Jun 07, 2013

East Turkestan: Obama Urged To Push Xi Jinping To Release China Prisoners.


President Barack Obama is strongly encouraged by U.S. lawmakers and 30 human rights groups
to use a weekend summit with Chinese President Xi Jinping to press for the freedom of Uyghur
prisoners.

Below is an article published by Chicago Tribune


U.S. lawmakers and 30 human rights groups on Thursday urged President Barack Obama to use a weekend summit with Chinese President Xi Jinping to press for the freedom of 16 prominent political and religious prisoners.

The "China 16" include imprisoned Nobel Peace laureate Liu Xiaobo, rights lawyer Gao Zhisheng and political prisoners from the Tibetan and Uyghur ethnic minorities, Christians and followers of the banned Falun Gong spiritual movement.

Obama hosts Xi in California on Friday and Saturday for what both countries have billed as an informal summit focusing more on developing personal chemistry than on resolving specific disputes between the world's two biggest economies.

The 16 prisoners were "only the tip of the iceberg among hundreds of thousands of cases," blind legal activist Chen Guangcheng told a news conference in Washington, speaking by video from New York.

Chen made international headlines last year when he escaped house arrest and took refuge at the U.S. Embassy in Beijing before flying to exile in New York to study law.

The 30 rights groups include Amnesty International, Jubilee Campaign and the International Campaign for Tibet and are backed by Democratic and Republican lawmakers. They called on Obama to restore human rights as a central issue in U.S.-China relations - as it had been in the first two decades after diplomatic ties were established in 1979.

"(We) call upon you to advocate for the rights of prisoners of conscience, as your predecessors have done," Republican Representatives Frank Wolf of Virginia and Chris Smith of New Jersey and Democratic Representatives James McGovern of Massachusetts and Karen Bass of California said in a letter to Obama.

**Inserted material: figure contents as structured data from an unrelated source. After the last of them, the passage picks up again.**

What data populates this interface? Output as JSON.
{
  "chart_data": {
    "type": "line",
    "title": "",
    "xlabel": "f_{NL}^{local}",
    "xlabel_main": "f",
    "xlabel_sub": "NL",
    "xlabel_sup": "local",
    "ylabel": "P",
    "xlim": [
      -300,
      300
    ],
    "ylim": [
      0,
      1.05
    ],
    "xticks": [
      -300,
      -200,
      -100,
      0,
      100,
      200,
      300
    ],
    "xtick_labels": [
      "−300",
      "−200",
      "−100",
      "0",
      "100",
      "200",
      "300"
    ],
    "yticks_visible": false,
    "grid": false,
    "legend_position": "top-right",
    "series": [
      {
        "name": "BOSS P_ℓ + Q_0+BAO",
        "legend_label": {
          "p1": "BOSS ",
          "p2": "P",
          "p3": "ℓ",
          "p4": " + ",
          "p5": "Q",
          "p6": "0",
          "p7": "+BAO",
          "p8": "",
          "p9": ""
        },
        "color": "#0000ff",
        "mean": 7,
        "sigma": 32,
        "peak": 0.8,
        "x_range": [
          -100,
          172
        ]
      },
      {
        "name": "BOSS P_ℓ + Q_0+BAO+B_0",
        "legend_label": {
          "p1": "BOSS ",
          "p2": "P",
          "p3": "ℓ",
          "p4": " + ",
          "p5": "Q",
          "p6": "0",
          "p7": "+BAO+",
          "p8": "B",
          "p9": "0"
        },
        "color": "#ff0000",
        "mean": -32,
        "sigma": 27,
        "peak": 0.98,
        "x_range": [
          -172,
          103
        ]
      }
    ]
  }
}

A senior Obama administration official told reporters on Tuesday that, "As always, the president will forthrightly - and I think persuasively - raise American human rights concerns."

U.S. presidents routinely used to champion individual rights cases and during Bill Clinton's 1993-2001 tenure in the White House, China released well-known political prisoners on humanitarian grounds before bilateral summits.

But such releases have become rare since the United States gave Beijing permanent trading privileges in 2001, when China joined the World Trade Organization, ending an annual vote by the U.S. Congress based on a review of China's record.

"We all know how dangerous it is to get our hopes up, because we have had our hopes dashed on more than one occasion," Ti-Anna Wang told a news conference in Washington, where she has been lobbying on behalf her jailed father and other prisoners.

The 24-year-old Wang's father, Wang Bingzhang, is a physician serving life in prison for his role in overseas Chinese democracy movements. Wang and several other daughters of jailed dissidents fought back tears as they described growing up in exile in the United states, far from their jailed fathers.